La confezione era perfetta, la qualità molto elevata e ben diversa dai capi contraffatti esposti in tante bancarelle del nostro Paese. Per soddisfare la propria curiosità l’investigatore ha proseguito gli accertamenti perché il prezzo molto allettante non corrispondeva minimamente a quello chiestogli in altri negozi cittadini per un analogo paio di jeans: poi ha riferito al pm Federico Frezza.
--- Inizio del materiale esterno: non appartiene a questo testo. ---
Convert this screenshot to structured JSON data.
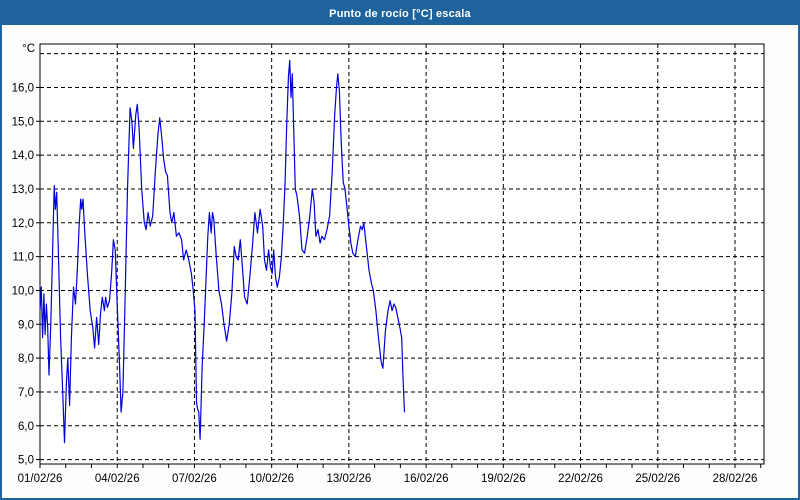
{
  "window": {
    "title": "Punto de rocío [°C] escala"
  },
  "colors": {
    "titlebar": "#1e639b",
    "window_border": "#1e639b",
    "plot_background": "#fffffe",
    "grid": "#000000",
    "line": "#0000dd"
  },
  "chart_data": {
    "type": "line",
    "title": "Punto de rocío [°C] escala",
    "xlabel": "",
    "ylabel": "°C",
    "y_axis": {
      "unit_label": "°C",
      "min": 5.0,
      "max": 17.4,
      "tick_step": 1.0,
      "tick_labels": [
        "5,0",
        "6,0",
        "7,0",
        "8,0",
        "9,0",
        "10,0",
        "11,0",
        "12,0",
        "13,0",
        "14,0",
        "15,0",
        "16,0"
      ],
      "top_gridline_value": 17.0,
      "grid": "dashed"
    },
    "x_axis": {
      "start_label": "01/02/26",
      "end_day": 28.2,
      "label_step_days": 3,
      "minor_tick_days": 1,
      "tick_labels": [
        "01/02/26",
        "04/02/26",
        "07/02/26",
        "10/02/26",
        "13/02/26",
        "16/02/26",
        "19/02/26",
        "22/02/26",
        "25/02/26",
        "28/02/26"
      ],
      "grid": "dashed"
    },
    "legend": "none",
    "series": [
      {
        "name": "Punto de rocío [°C]",
        "color": "#0000dd",
        "points": [
          [
            0.0,
            9.4
          ],
          [
            0.05,
            10.1
          ],
          [
            0.1,
            8.6
          ],
          [
            0.15,
            9.9
          ],
          [
            0.2,
            8.7
          ],
          [
            0.25,
            9.6
          ],
          [
            0.3,
            8.9
          ],
          [
            0.35,
            7.5
          ],
          [
            0.42,
            9.0
          ],
          [
            0.5,
            11.5
          ],
          [
            0.55,
            13.1
          ],
          [
            0.6,
            12.4
          ],
          [
            0.65,
            12.9
          ],
          [
            0.72,
            11.0
          ],
          [
            0.8,
            8.6
          ],
          [
            0.88,
            7.0
          ],
          [
            0.95,
            5.5
          ],
          [
            1.02,
            7.2
          ],
          [
            1.08,
            8.0
          ],
          [
            1.15,
            6.6
          ],
          [
            1.22,
            8.6
          ],
          [
            1.3,
            10.1
          ],
          [
            1.38,
            9.6
          ],
          [
            1.45,
            10.6
          ],
          [
            1.52,
            11.9
          ],
          [
            1.58,
            12.7
          ],
          [
            1.62,
            12.4
          ],
          [
            1.67,
            12.7
          ],
          [
            1.75,
            11.6
          ],
          [
            1.85,
            10.4
          ],
          [
            1.95,
            9.4
          ],
          [
            2.05,
            8.9
          ],
          [
            2.12,
            8.3
          ],
          [
            2.2,
            9.2
          ],
          [
            2.28,
            8.4
          ],
          [
            2.35,
            9.3
          ],
          [
            2.42,
            9.8
          ],
          [
            2.5,
            9.4
          ],
          [
            2.55,
            9.8
          ],
          [
            2.62,
            9.5
          ],
          [
            2.7,
            9.7
          ],
          [
            2.78,
            10.5
          ],
          [
            2.85,
            11.5
          ],
          [
            2.92,
            11.2
          ],
          [
            3.0,
            9.6
          ],
          [
            3.08,
            8.0
          ],
          [
            3.15,
            6.4
          ],
          [
            3.22,
            7.0
          ],
          [
            3.3,
            9.5
          ],
          [
            3.4,
            13.0
          ],
          [
            3.5,
            15.4
          ],
          [
            3.57,
            15.0
          ],
          [
            3.63,
            14.2
          ],
          [
            3.72,
            15.2
          ],
          [
            3.78,
            15.5
          ],
          [
            3.85,
            14.8
          ],
          [
            3.95,
            13.0
          ],
          [
            4.05,
            12.0
          ],
          [
            4.12,
            11.8
          ],
          [
            4.2,
            12.3
          ],
          [
            4.28,
            11.9
          ],
          [
            4.38,
            12.2
          ],
          [
            4.48,
            13.5
          ],
          [
            4.58,
            14.6
          ],
          [
            4.65,
            15.1
          ],
          [
            4.72,
            14.6
          ],
          [
            4.8,
            13.9
          ],
          [
            4.88,
            13.5
          ],
          [
            4.95,
            13.4
          ],
          [
            5.05,
            12.3
          ],
          [
            5.12,
            12.0
          ],
          [
            5.2,
            12.3
          ],
          [
            5.3,
            11.6
          ],
          [
            5.4,
            11.7
          ],
          [
            5.5,
            11.5
          ],
          [
            5.58,
            10.9
          ],
          [
            5.68,
            11.2
          ],
          [
            5.78,
            10.9
          ],
          [
            5.88,
            10.5
          ],
          [
            5.95,
            10.0
          ],
          [
            6.02,
            9.4
          ],
          [
            6.08,
            6.7
          ],
          [
            6.12,
            6.5
          ],
          [
            6.17,
            6.4
          ],
          [
            6.22,
            5.6
          ],
          [
            6.3,
            7.8
          ],
          [
            6.38,
            9.0
          ],
          [
            6.45,
            10.3
          ],
          [
            6.52,
            11.6
          ],
          [
            6.58,
            12.3
          ],
          [
            6.65,
            11.7
          ],
          [
            6.7,
            12.3
          ],
          [
            6.75,
            12.1
          ],
          [
            6.85,
            11.0
          ],
          [
            6.95,
            10.0
          ],
          [
            7.05,
            9.6
          ],
          [
            7.15,
            9.0
          ],
          [
            7.25,
            8.5
          ],
          [
            7.35,
            9.0
          ],
          [
            7.45,
            9.9
          ],
          [
            7.55,
            11.3
          ],
          [
            7.62,
            11.0
          ],
          [
            7.7,
            10.9
          ],
          [
            7.78,
            11.5
          ],
          [
            7.85,
            10.8
          ],
          [
            7.95,
            9.8
          ],
          [
            8.05,
            9.6
          ],
          [
            8.15,
            10.4
          ],
          [
            8.25,
            11.3
          ],
          [
            8.35,
            12.3
          ],
          [
            8.45,
            11.7
          ],
          [
            8.55,
            12.4
          ],
          [
            8.65,
            11.9
          ],
          [
            8.72,
            10.9
          ],
          [
            8.8,
            10.6
          ],
          [
            8.88,
            11.2
          ],
          [
            8.95,
            10.7
          ],
          [
            9.02,
            10.5
          ],
          [
            9.08,
            11.2
          ],
          [
            9.15,
            10.4
          ],
          [
            9.22,
            10.1
          ],
          [
            9.3,
            10.4
          ],
          [
            9.38,
            11.0
          ],
          [
            9.45,
            12.0
          ],
          [
            9.52,
            13.2
          ],
          [
            9.58,
            14.8
          ],
          [
            9.65,
            16.3
          ],
          [
            9.7,
            16.8
          ],
          [
            9.75,
            15.7
          ],
          [
            9.8,
            16.4
          ],
          [
            9.85,
            15.0
          ],
          [
            9.92,
            13.0
          ],
          [
            9.98,
            12.8
          ],
          [
            10.08,
            12.2
          ],
          [
            10.18,
            11.2
          ],
          [
            10.28,
            11.1
          ],
          [
            10.38,
            11.6
          ],
          [
            10.48,
            12.2
          ],
          [
            10.58,
            13.0
          ],
          [
            10.65,
            12.6
          ],
          [
            10.72,
            11.6
          ],
          [
            10.8,
            11.8
          ],
          [
            10.88,
            11.4
          ],
          [
            10.95,
            11.6
          ],
          [
            11.05,
            11.5
          ],
          [
            11.15,
            11.8
          ],
          [
            11.25,
            12.2
          ],
          [
            11.35,
            13.5
          ],
          [
            11.45,
            15.2
          ],
          [
            11.52,
            16.0
          ],
          [
            11.57,
            16.4
          ],
          [
            11.63,
            15.9
          ],
          [
            11.7,
            14.4
          ],
          [
            11.78,
            13.2
          ],
          [
            11.85,
            13.0
          ],
          [
            11.92,
            12.5
          ],
          [
            12.0,
            11.9
          ],
          [
            12.08,
            11.4
          ],
          [
            12.15,
            11.1
          ],
          [
            12.25,
            11.0
          ],
          [
            12.35,
            11.5
          ],
          [
            12.45,
            11.9
          ],
          [
            12.52,
            11.8
          ],
          [
            12.58,
            12.0
          ],
          [
            12.68,
            11.3
          ],
          [
            12.78,
            10.6
          ],
          [
            12.88,
            10.2
          ],
          [
            12.95,
            10.0
          ],
          [
            13.05,
            9.4
          ],
          [
            13.15,
            8.6
          ],
          [
            13.25,
            7.9
          ],
          [
            13.32,
            7.7
          ],
          [
            13.42,
            8.8
          ],
          [
            13.52,
            9.4
          ],
          [
            13.6,
            9.7
          ],
          [
            13.68,
            9.4
          ],
          [
            13.75,
            9.6
          ],
          [
            13.82,
            9.5
          ],
          [
            13.9,
            9.2
          ],
          [
            13.98,
            8.9
          ],
          [
            14.05,
            8.6
          ],
          [
            14.1,
            7.5
          ],
          [
            14.16,
            6.4
          ]
        ]
      }
    ]
  }
}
In breve è emerso che il laboratorio di produzione era ospitato a Carpi, in provincia di Modena, mentre la commercializzazione avveniva in un atelier del bergamasco. Infine è scattata la perquisizione nei due negozi triestini. In totale tra laboratori e punti vendita sono stati sequestrati diecimila capi falsamente griffati che costituiscono la prova evidente dell’esistenza di un fiorente mercato parallelo a quello ufficiale. Un mercato che si beffa delle regole e che usa a proprio piacimento le ricerche effettuate e pagate da altri.
Per Adriano Markezic, che molti ricordano da giovane quando tutti lo chiamano “La bionda” richiamandosi al colore dei capelli che ora se ne sono andati per sempre, il pm Federico Frezza aveva chiesto un anno e sei mesi di carcere. Senza alcun beneficio.
Al contrario il difensore, l’avvocato Giulio Quarantotto, ha proposto un beneficio raramente applicato: quello della semidetenzione. E il giudice ha accolto la proposta. «Ricorrerò in appello», ha affermato il rappresentante dell’accusa.